A couple of days after Ross’ piece, the New York Times ran an eye-popping article about farmer-on-farmer water wars brewing in the ag-centered Central Valley. Farmers, the Times explains, are tapping into groundwater at such a rapid rate that some wells are going dry, forcing farmers to dig deeper: a virtual water-drilling arms race. Worse, large swaths of the southern Central Valley are sinking into the void left by extracted water. And as land drops, any infrastructure built onto it—roads, bridges, irrigation canals—is prone to damage.
As the Center for Investigative Reporting’s Nathan Halverson showed in a recent article, subsidence, as land sinking is known, is already costing the state’s taxpayers tens of millions of dollars in the form of roads, bridges, and schools that need fixing. Halverson shows that the California Department of Transportation is spending taxpayer money to fix roads without knowing that agriculture-driven subsidence is causing the problems. Sunken land also does permanent damage to the aquifers themselves, reducing their capacity to hold water in the future.
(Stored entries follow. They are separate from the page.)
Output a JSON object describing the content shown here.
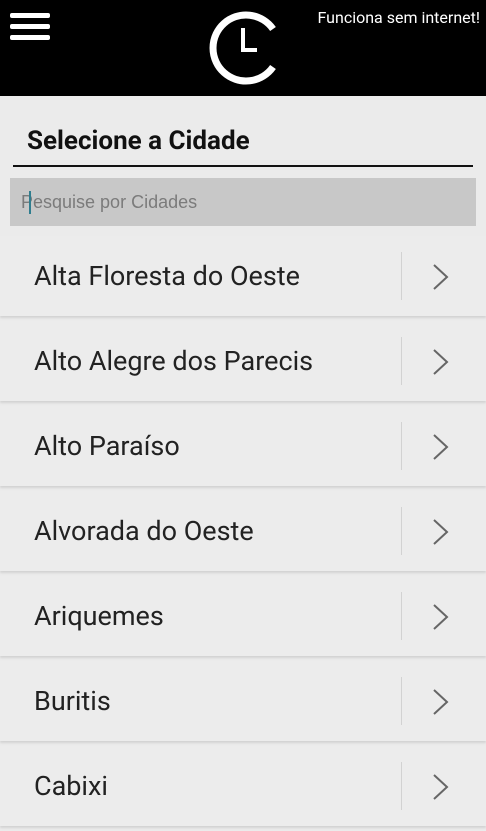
{
  "header": {
    "offline_text": "Funciona sem internet!"
  },
  "page": {
    "title": "Selecione a Cidade"
  },
  "search": {
    "placeholder": "Pesquise por Cidades",
    "value": ""
  },
  "cities": [
    {
      "name": "Alta Floresta do Oeste"
    },
    {
      "name": "Alto Alegre dos Parecis"
    },
    {
      "name": "Alto Paraíso"
    },
    {
      "name": "Alvorada do Oeste"
    },
    {
      "name": "Ariquemes"
    },
    {
      "name": "Buritis"
    },
    {
      "name": "Cabixi"
    }
  ],
  "colors": {
    "header_bg": "#000000",
    "page_bg": "#ebebeb",
    "search_bg": "#c8c8c8",
    "caret": "#2f7d8e"
  },
  "icons": {
    "menu": "hamburger-icon",
    "logo": "clock-logo-icon",
    "row_arrow": "chevron-right-icon"
  }
}
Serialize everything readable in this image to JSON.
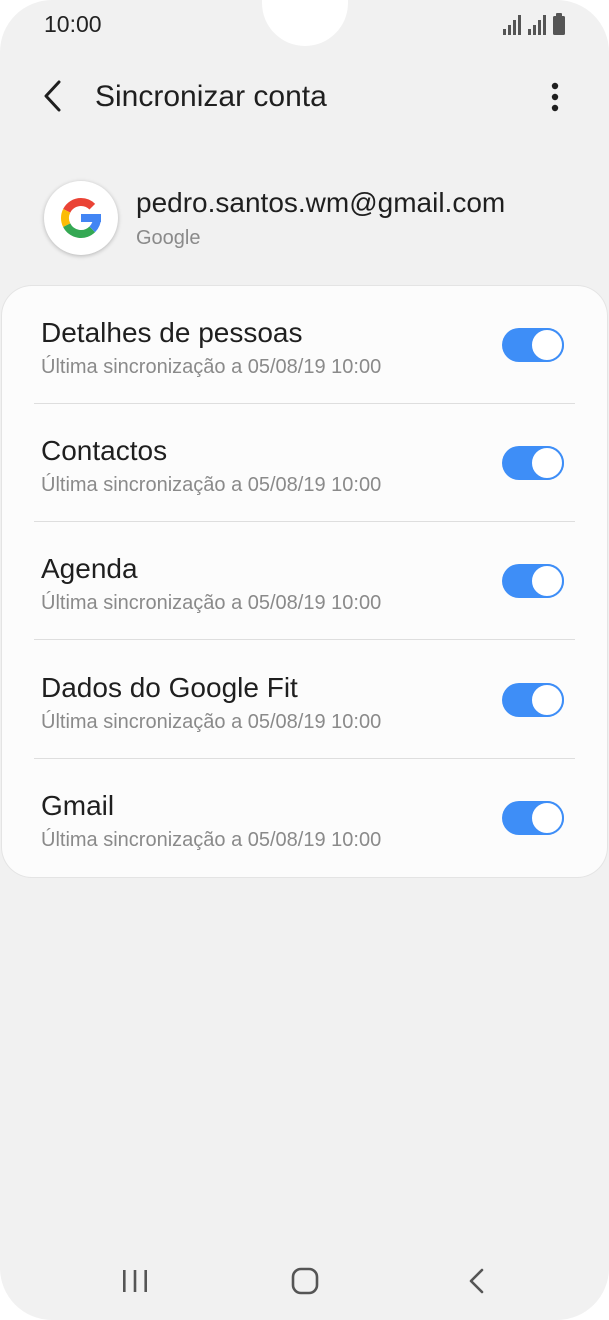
{
  "status_bar": {
    "time": "10:00",
    "icons": [
      "signal-icon",
      "signal-icon",
      "battery-icon"
    ]
  },
  "app_bar": {
    "back_icon": "back-arrow-icon",
    "title": "Sincronizar conta",
    "more_icon": "more-vert-icon"
  },
  "account": {
    "logo_icon": "google-logo-icon",
    "email": "pedro.santos.wm@gmail.com",
    "type": "Google"
  },
  "sync_items": [
    {
      "title": "Detalhes de pessoas",
      "subtitle": "Última sincronização a 05/08/19  10:00",
      "enabled": true
    },
    {
      "title": "Contactos",
      "subtitle": "Última sincronização a 05/08/19  10:00",
      "enabled": true
    },
    {
      "title": "Agenda",
      "subtitle": "Última sincronização a 05/08/19  10:00",
      "enabled": true
    },
    {
      "title": "Dados do Google Fit",
      "subtitle": "Última sincronização a 05/08/19  10:00",
      "enabled": true
    },
    {
      "title": "Gmail",
      "subtitle": "Última sincronização a 05/08/19  10:00",
      "enabled": true
    }
  ],
  "nav_bar": {
    "icons": [
      "recent-apps-icon",
      "home-icon",
      "back-icon"
    ]
  },
  "colors": {
    "accent": "#3e8ef7",
    "background": "#f1f1f1",
    "card": "#fcfcfc"
  }
}
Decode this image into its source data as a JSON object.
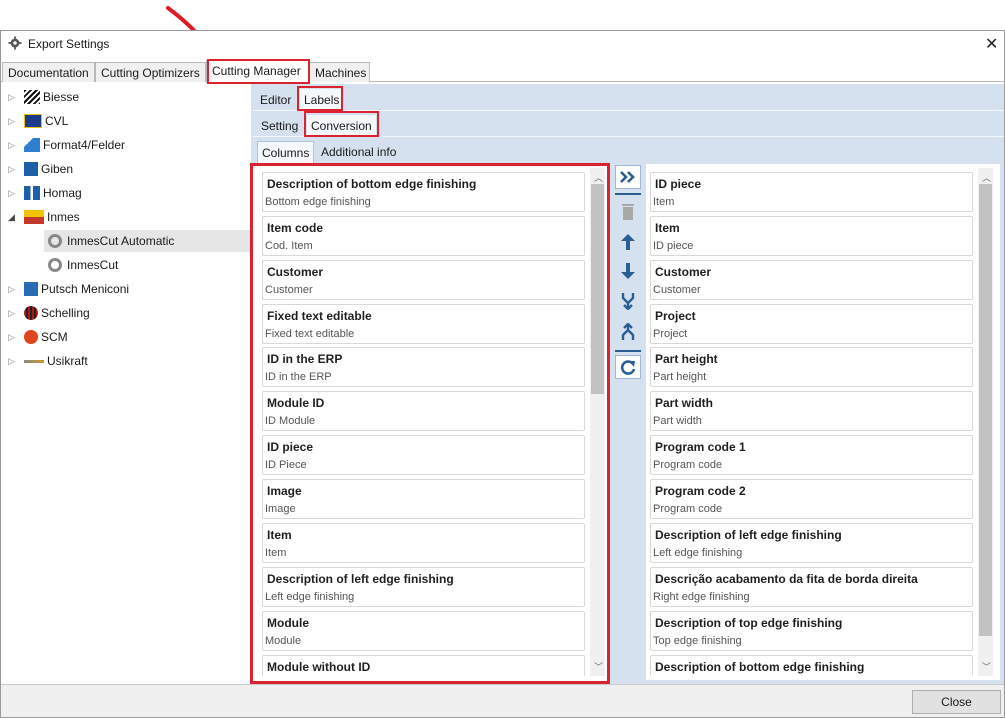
{
  "window": {
    "title": "Export Settings"
  },
  "tabs": [
    {
      "label": "Documentation"
    },
    {
      "label": "Cutting Optimizers"
    },
    {
      "label": "Cutting Manager"
    },
    {
      "label": "Machines"
    }
  ],
  "tree": [
    {
      "label": "Biesse",
      "expanded": false
    },
    {
      "label": "CVL",
      "expanded": false
    },
    {
      "label": "Format4/Felder",
      "expanded": false
    },
    {
      "label": "Giben",
      "expanded": false
    },
    {
      "label": "Homag",
      "expanded": false
    },
    {
      "label": "Inmes",
      "expanded": true
    },
    {
      "label": "InmesCut Automatic",
      "child": true,
      "selected": true
    },
    {
      "label": "InmesCut",
      "child": true
    },
    {
      "label": "Putsch Meniconi",
      "expanded": false
    },
    {
      "label": "Schelling",
      "expanded": false
    },
    {
      "label": "SCM",
      "expanded": false
    },
    {
      "label": "Usikraft",
      "expanded": false
    }
  ],
  "subtabs1": {
    "editor": "Editor",
    "labels": "Labels"
  },
  "subtabs2": {
    "setting": "Setting",
    "conversion": "Conversion"
  },
  "subtabs3": {
    "columns": "Columns",
    "additional": "Additional info"
  },
  "available": [
    {
      "title": "Description of bottom edge finishing",
      "sub": "Bottom edge finishing"
    },
    {
      "title": "Item code",
      "sub": "Cod. Item"
    },
    {
      "title": "Customer",
      "sub": "Customer"
    },
    {
      "title": "Fixed text editable",
      "sub": "Fixed text editable"
    },
    {
      "title": "ID in the ERP",
      "sub": "ID in the ERP"
    },
    {
      "title": "Module ID",
      "sub": "ID Module"
    },
    {
      "title": "ID piece",
      "sub": "ID Piece"
    },
    {
      "title": "Image",
      "sub": "Image"
    },
    {
      "title": "Item",
      "sub": "Item"
    },
    {
      "title": "Description of left edge finishing",
      "sub": "Left edge finishing"
    },
    {
      "title": "Module",
      "sub": "Module"
    },
    {
      "title": "Module without ID",
      "sub": ""
    }
  ],
  "selected": [
    {
      "title": "ID piece",
      "sub": "Item"
    },
    {
      "title": "Item",
      "sub": "ID piece"
    },
    {
      "title": "Customer",
      "sub": "Customer"
    },
    {
      "title": "Project",
      "sub": "Project"
    },
    {
      "title": "Part height",
      "sub": "Part height"
    },
    {
      "title": "Part width",
      "sub": "Part width"
    },
    {
      "title": "Program code 1",
      "sub": "Program code"
    },
    {
      "title": "Program code 2",
      "sub": "Program code"
    },
    {
      "title": "Description of left edge finishing",
      "sub": "Left edge finishing"
    },
    {
      "title": "Descrição acabamento da fita de borda direita",
      "sub": "Right edge finishing"
    },
    {
      "title": "Description of top edge finishing",
      "sub": "Top edge finishing"
    },
    {
      "title": "Description of bottom edge finishing",
      "sub": ""
    }
  ],
  "tools": [
    {
      "icon": "double-chevron-right-icon"
    },
    {
      "icon": "trash-icon"
    },
    {
      "icon": "arrow-up-icon"
    },
    {
      "icon": "arrow-down-icon"
    },
    {
      "icon": "merge-icon"
    },
    {
      "icon": "split-icon"
    },
    {
      "icon": "refresh-icon"
    }
  ],
  "footer": {
    "close_label": "Close"
  },
  "colors": {
    "highlight": "#d9232e",
    "pane": "#d5e1ef",
    "tool": "#2b5f93"
  }
}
Predictably, the situation is leading to disputes among farmers over damaged canals and dry wells, The Times shows. But amid the squabbling, no one has the incentive to stop pumping water—why should farmer A sacrifice income by turning off the well, if she knows that farmers B, C, and D are simply going to keep pumping, driving water tables ever lower.
And as I’ve written before, the ongoing switch from annual crops like cotton and vegetables to almond and pistachio orchards only makes things more intense. It’s one thing to fallow melons and lose just a year’s income; almond and pistachio groves are major investments that take several years to begin producing, and then do so for 20 years, so farmers fight hard to keep them watered every year.
With economic incentives in place for a massive water grab, it’s time for policymakers to step in. Last year, they did—sort of. The California legislature shook off decades of pushback from farm interests and passed historic legislation that finally regulated groundwater pumping. Until then, groundwater had been governed by Wild West rules: If there’s water under your land, you can tap it at will (even though aquifers don’t follow land-title boundaries).
The problem, though, is that the legislation doesn’t go fully into effect until 2040—and until then will remain under a cloak of confidentiality, meaning it will still be difficult to tell where groundwater is being pumped the fastest. In other words, the legislature punted any actual solution to the problem a couple more decades down the road.
That’s inadequate, according to Jay Famiglietti, senior water scientist at the NASA Jet Propulsion Laboratory, and he should know: He uses satellite data to assess groundwater withdrawals. In a March LA Times op-ed, he argued that implementation needs to be accelerated. If it’s not, he wrote, “it will be nearly 30 years before we even know what is working…By then, there may be no groundwater left to sustain.”
And here’s where Karen Ross and her bully pulpit could help things. Rather than penning anodyne op-eds defending farmers’ water use from public criticism, she should be helping Central Valley farmers pull out of their groundwater death spiral by pushing for emergency measures to rein in groundwater pumping. “Our soils and climate are what have made it possible for us to supply so much of our nation’s and the world’s food,” Ross reminded us in her op-ed. She forgot to mention the rapidly depleting fossil resource that props up the Central Valley ag powerhouse—both literally and figuratively.